When it is considered that men often work the whole ten-hour shift with the eternal hammer in their hands it is really a wonder that more accidents do not take place, especially since the labour is often performed after a night's heavy drinking or gambling. A holder is seldom wounded; when he is struck he dies. Only once have I seen a man thus get killed. The descending hammer flew clear of the jumper and caught the poor fellow over the temple, knocking him stiff dead.
Red Billy's gang was divided into squads, each consisting of five persons. We completed a squad not filled up before our arrival, and proceeded to work with our two hammers. Stripped to our trousers and shirt, and puffing happily at our pipes, we were soon into the lie of the job, and swung our heavy hammers over our heads to the virile music of meeting steel. Most of the men knew Joe. He had worked somewhere and at some time with most on the place, and all had a warm word of welcome for Moleskin. "By God, it's Moleskin! Have you a chew of 'baccy to spare?" was the usual form of greeting. There was no handshake. It is unknown among the navvies, just as kissing is unknown in Glenmornan. For a few hours nobody took any notice of me, but at last my mate introduced me to several of those who had gathered around, when we took advantage of Red Billy's absence to fill our pipes and set them alight.
"Do you know that kid there, that mate of mine?" he asked, pointing at me with his pipe-shank. I felt confused, for every eye was fixed on me, and lifting my hammer I turned to my work, trying thus to hide my self-consciousness.

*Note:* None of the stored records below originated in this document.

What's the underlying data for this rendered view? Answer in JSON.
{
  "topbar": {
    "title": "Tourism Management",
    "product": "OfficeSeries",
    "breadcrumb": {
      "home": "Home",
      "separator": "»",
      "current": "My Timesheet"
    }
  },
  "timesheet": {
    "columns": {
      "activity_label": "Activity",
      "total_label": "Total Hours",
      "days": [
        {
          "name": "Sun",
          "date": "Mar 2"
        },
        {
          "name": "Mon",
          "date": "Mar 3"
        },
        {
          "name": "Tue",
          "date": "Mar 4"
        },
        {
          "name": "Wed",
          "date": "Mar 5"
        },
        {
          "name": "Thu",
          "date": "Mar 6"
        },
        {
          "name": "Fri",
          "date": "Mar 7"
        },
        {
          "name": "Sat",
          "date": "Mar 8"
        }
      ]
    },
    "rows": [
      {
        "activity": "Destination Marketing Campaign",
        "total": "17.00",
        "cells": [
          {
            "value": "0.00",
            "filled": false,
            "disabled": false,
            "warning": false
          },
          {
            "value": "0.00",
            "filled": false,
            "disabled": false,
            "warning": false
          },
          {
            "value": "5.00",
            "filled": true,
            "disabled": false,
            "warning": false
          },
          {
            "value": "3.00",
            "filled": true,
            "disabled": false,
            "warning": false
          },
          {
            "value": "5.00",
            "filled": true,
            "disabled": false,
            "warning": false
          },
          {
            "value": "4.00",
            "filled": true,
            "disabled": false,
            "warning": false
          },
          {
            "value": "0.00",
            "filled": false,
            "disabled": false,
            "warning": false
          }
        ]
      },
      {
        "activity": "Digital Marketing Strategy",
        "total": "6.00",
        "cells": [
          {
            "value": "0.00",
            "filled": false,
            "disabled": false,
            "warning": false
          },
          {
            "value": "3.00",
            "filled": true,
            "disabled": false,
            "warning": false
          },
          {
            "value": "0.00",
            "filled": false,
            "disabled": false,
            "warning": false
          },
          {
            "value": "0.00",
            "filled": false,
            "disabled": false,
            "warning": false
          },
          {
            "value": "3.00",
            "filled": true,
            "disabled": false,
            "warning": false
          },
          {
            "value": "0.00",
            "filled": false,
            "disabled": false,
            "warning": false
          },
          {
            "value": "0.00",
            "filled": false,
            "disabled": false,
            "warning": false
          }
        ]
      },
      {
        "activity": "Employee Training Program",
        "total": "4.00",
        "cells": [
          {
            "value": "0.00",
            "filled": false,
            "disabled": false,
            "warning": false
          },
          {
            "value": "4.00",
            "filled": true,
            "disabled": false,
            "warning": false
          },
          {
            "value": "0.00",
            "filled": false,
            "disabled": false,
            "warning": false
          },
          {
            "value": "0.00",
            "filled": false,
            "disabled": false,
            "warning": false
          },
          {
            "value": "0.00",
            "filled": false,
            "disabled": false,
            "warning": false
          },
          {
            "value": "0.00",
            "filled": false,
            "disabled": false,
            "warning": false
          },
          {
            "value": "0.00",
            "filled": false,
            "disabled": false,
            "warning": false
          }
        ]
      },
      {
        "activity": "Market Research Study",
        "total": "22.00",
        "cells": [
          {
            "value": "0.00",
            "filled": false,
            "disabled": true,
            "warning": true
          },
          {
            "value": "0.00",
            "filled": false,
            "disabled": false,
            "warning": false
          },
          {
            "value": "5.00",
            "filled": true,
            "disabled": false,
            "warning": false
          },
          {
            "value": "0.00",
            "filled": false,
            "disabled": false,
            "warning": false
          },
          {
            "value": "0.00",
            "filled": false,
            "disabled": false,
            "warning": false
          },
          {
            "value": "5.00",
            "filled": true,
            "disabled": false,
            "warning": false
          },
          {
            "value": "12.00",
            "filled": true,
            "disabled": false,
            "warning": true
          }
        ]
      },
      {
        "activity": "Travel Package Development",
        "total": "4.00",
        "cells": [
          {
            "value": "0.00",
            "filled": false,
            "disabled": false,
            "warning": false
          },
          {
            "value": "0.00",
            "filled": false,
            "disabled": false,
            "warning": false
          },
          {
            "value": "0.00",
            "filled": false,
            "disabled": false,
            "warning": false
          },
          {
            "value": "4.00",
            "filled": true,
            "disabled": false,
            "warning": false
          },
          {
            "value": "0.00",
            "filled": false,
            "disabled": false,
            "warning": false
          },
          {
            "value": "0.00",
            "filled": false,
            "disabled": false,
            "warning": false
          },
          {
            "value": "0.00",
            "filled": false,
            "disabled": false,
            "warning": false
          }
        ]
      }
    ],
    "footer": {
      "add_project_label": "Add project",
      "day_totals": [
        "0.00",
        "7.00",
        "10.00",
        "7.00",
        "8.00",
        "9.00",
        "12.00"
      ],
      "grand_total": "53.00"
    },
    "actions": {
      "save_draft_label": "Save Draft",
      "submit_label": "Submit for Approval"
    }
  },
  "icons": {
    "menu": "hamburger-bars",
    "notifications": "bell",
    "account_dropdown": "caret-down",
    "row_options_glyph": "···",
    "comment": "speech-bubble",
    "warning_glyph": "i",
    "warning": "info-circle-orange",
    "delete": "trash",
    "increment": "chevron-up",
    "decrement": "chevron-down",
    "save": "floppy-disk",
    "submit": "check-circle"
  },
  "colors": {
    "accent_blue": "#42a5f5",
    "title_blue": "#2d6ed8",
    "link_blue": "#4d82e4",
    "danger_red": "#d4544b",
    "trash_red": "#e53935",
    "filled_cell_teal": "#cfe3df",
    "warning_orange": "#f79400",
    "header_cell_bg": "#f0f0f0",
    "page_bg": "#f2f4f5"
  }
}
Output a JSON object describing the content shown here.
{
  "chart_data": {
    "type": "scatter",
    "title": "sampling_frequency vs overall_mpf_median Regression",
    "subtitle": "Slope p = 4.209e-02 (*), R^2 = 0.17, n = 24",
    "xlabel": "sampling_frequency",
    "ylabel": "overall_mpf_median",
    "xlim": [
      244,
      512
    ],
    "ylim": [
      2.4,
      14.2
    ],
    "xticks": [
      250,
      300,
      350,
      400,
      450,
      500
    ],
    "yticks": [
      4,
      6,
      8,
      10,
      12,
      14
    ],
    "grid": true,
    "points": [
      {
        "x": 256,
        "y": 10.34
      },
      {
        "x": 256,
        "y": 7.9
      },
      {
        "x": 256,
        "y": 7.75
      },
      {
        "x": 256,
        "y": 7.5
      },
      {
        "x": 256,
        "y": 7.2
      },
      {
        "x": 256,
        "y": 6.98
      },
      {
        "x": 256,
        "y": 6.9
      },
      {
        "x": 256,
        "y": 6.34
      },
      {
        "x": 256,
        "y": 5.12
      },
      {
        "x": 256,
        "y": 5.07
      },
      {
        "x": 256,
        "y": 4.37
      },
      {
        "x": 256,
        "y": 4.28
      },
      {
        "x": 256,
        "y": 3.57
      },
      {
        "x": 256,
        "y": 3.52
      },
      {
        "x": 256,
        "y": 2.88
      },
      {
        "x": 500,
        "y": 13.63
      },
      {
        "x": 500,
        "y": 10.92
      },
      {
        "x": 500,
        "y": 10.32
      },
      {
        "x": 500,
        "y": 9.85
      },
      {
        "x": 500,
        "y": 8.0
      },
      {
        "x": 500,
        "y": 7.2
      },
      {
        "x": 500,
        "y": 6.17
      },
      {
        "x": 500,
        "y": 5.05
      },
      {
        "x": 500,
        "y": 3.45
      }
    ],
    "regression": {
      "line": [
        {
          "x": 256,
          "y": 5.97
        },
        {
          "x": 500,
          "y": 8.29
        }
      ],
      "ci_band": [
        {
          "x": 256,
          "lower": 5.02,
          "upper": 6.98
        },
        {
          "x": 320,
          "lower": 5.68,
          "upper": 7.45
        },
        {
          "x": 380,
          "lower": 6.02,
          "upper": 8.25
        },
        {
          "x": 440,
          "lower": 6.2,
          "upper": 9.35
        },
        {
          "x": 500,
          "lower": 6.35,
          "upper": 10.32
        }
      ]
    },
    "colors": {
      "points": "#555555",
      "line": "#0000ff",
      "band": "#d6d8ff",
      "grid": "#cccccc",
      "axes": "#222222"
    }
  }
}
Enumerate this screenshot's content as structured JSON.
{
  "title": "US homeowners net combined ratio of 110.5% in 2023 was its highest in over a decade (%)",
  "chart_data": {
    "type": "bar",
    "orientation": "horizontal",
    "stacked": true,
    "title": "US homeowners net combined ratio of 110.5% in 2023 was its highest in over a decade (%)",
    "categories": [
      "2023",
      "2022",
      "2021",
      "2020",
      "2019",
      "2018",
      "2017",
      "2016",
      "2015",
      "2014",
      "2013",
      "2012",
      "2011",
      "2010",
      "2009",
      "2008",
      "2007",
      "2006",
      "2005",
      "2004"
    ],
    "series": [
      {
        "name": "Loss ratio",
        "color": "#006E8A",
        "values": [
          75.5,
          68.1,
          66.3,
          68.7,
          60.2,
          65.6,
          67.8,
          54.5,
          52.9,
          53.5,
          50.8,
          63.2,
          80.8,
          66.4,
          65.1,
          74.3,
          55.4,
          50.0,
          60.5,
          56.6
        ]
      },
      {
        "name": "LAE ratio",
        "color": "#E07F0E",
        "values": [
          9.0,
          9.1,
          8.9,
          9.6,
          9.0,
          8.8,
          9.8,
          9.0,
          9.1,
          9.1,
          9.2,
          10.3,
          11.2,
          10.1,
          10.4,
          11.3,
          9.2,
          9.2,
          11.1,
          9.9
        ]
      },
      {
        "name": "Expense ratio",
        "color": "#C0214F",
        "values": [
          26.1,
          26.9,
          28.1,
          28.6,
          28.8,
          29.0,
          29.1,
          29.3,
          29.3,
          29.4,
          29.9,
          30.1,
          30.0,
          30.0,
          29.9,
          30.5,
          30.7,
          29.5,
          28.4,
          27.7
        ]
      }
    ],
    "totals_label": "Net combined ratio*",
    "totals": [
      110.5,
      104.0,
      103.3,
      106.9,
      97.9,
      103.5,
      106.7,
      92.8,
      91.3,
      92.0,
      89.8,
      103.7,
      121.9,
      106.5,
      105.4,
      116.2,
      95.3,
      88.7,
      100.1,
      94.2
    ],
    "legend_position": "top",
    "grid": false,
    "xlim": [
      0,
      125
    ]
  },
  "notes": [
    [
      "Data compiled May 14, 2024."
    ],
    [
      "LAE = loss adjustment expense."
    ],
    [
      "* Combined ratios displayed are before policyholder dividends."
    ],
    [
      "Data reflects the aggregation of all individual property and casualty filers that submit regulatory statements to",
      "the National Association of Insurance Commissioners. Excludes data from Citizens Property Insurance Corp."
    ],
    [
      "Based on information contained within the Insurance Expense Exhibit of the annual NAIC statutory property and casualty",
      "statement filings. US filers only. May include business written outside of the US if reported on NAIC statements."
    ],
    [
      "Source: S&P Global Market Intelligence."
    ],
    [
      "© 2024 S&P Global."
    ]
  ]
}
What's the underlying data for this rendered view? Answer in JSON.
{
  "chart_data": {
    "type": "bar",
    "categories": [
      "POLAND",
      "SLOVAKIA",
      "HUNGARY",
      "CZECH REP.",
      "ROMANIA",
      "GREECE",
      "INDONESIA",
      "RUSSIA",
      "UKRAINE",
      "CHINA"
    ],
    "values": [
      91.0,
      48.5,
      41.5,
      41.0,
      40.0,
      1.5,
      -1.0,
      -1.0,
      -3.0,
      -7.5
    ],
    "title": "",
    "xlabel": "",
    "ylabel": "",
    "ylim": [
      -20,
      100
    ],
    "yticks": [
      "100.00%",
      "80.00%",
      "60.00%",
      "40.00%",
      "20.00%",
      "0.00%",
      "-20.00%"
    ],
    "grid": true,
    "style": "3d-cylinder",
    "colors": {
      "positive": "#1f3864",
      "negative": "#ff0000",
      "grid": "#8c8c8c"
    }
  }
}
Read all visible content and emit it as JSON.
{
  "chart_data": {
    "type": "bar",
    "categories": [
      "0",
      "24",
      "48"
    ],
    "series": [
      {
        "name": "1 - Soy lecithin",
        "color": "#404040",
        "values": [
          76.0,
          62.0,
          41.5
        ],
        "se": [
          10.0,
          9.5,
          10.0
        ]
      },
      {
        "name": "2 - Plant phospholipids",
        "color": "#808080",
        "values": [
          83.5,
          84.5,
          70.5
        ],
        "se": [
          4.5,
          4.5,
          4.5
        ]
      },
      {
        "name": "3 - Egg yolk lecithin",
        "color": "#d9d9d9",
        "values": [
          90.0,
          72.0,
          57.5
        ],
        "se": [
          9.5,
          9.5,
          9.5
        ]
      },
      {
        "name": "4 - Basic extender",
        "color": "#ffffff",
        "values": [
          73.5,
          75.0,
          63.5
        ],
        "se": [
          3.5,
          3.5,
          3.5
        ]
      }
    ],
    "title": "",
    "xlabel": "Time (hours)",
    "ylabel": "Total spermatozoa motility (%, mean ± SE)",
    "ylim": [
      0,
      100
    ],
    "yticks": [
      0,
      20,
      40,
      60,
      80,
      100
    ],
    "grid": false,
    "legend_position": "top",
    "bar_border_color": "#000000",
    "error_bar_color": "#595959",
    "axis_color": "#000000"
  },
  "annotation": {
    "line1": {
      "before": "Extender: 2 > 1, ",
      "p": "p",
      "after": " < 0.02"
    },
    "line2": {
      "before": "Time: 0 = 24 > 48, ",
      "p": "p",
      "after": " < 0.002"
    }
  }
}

"A blackleg without the spunk of a sparrow!" said one man, a tough-looking fellow with the thumb of one hand missing, who, not satisfied with taking off his coat to work, had taken off his shirt as well. "What the hell are you workin' for when the ganger is out of sight?"
I felt nettled and dropped my hammer.
"I did not know that it was wrong to work when the ganger was out of sight," I said to the man who had spoken. "But if you want to shove it on to me you are in the wrong shop!"
"That's the way to speak, Flynn," said Moleskin approvingly. Then he turned to the rest of the men.